Mrs. Fairfield stirred her tea, a pensive expression stealing across her face. “I want a babe in the nursery before I’m too old to dandle the precious thing. And I’m not the only one. The dowager duchess is near to despairing, she wants an heir so badly.”

“Does the dowager live here?” Mari certainly hoped not. From everything she’d read of dowager duchesses in novels, they were most definitely to be avoided.

“She and the duke are estranged because of a sordid incident some years past. He walks with a limp now, I’m sure you noticed. But that’s a sad tale, and best saved for another time.”

She hadn’t noticed the limp, but then he’d been dangling her over his shoulder, so her view had been of his buttocks. His taut, rounded buttocks.

It had been rather a nice view, actually.

“I gather he’s greatly preoccupied with his foundry?” asked Mari.

“Pray, don’t label him unfeeling, Miss Perkins. He cares for the children’s welfare. But if you could find a way to maintain an air of tranquility and peace in the household... so that while he is here he may work undisturbed...?”

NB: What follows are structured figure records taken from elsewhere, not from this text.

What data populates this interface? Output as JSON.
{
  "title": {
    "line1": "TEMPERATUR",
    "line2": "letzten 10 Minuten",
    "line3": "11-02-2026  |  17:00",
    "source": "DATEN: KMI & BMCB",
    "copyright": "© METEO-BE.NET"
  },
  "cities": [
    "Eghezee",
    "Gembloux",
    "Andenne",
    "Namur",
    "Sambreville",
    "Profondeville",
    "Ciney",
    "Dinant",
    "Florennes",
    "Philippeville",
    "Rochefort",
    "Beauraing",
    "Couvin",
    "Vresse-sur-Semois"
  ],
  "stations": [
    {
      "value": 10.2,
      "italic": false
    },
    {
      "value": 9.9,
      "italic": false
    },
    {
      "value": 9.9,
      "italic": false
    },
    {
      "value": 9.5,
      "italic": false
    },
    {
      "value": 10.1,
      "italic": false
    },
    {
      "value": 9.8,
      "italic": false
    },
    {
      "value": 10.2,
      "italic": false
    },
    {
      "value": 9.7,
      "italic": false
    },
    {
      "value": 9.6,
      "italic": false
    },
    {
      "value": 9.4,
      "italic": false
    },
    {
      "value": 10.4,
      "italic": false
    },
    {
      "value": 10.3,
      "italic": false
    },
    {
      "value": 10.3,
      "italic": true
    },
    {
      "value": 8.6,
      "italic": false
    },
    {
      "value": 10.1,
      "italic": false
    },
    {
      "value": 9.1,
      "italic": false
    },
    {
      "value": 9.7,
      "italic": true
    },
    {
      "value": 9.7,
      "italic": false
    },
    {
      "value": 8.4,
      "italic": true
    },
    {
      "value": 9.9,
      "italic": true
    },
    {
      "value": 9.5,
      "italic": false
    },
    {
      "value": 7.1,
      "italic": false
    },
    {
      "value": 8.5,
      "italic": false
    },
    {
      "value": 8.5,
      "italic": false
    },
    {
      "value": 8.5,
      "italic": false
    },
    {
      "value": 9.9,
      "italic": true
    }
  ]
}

“Leave everything to me, Mrs. Fairfield. I’ll soon set things to rights.”

“If anyone can achieve such a miracle, I believe it will be you, Miss Perkins. Now I’ll leave you to settle in. I’m sure you’ll retire early today. Don’t worry, you won’t be needed until tomorrow morning, when you may begin your lessons with the twins.”

“Thank you, Mrs. Fairfield,” Mari said gratefully. She was drowsy and filled with tea and biscuits.

The large, comfortable-looking bed was beckoning.

Mari rose with the housekeeper and escorted her to the door.

Had she blustered her way into a duke’s household? It hardly seemed believable, and yet here she was.

She opened her cloth bag and drew out her remaining possessions, setting them on the dressing table. A worn hairbrush missing half its bristles; several beloved novels; a Book of Common Prayer with a cracked black leather cover; and a carved wooden rabbit wearing a tattered, green velvet dress.

Last year, Mrs. Crowley, the headmistress at Underwood, had contracted a fever. On her deathbed, stricken by remorse, she’d made an unbelievable confession.

She’d told Mari that, three years past, a lawyer from London, Mr. Arthur Shadwell, had visited Underwood searching for a child who matched Mari’s description and circumstances.

In an act of ill will, the headmistress had informed him that Mari was dead of a fever.

The stinging betrayal of it was still raw and fresh in Mari’s mind.

If someone had been searching for her, it could mean she had a family, that she wasn’t completely alone in life.

It could mean that the stories she’d made up in her mind about a reunion with her mother might prove to be true.

The prayer book and the wooden rabbit had been bundled in her swaddling cloth when she arrived at the orphanage. It wasn’t until after Mrs. Crowley made her confession that Mari had realized they might hold some key to her past.

She opened the prayer book and read the inscription as she had a million times before: “Ann Murray, 1808.”

Who are you, Ann Murray?

Who am I?

There were sure to be a great many Ann Murrays living in London. But how many lawyers named Arthur Shadwell could there be? She would consult a business directory and find him on her very first off day.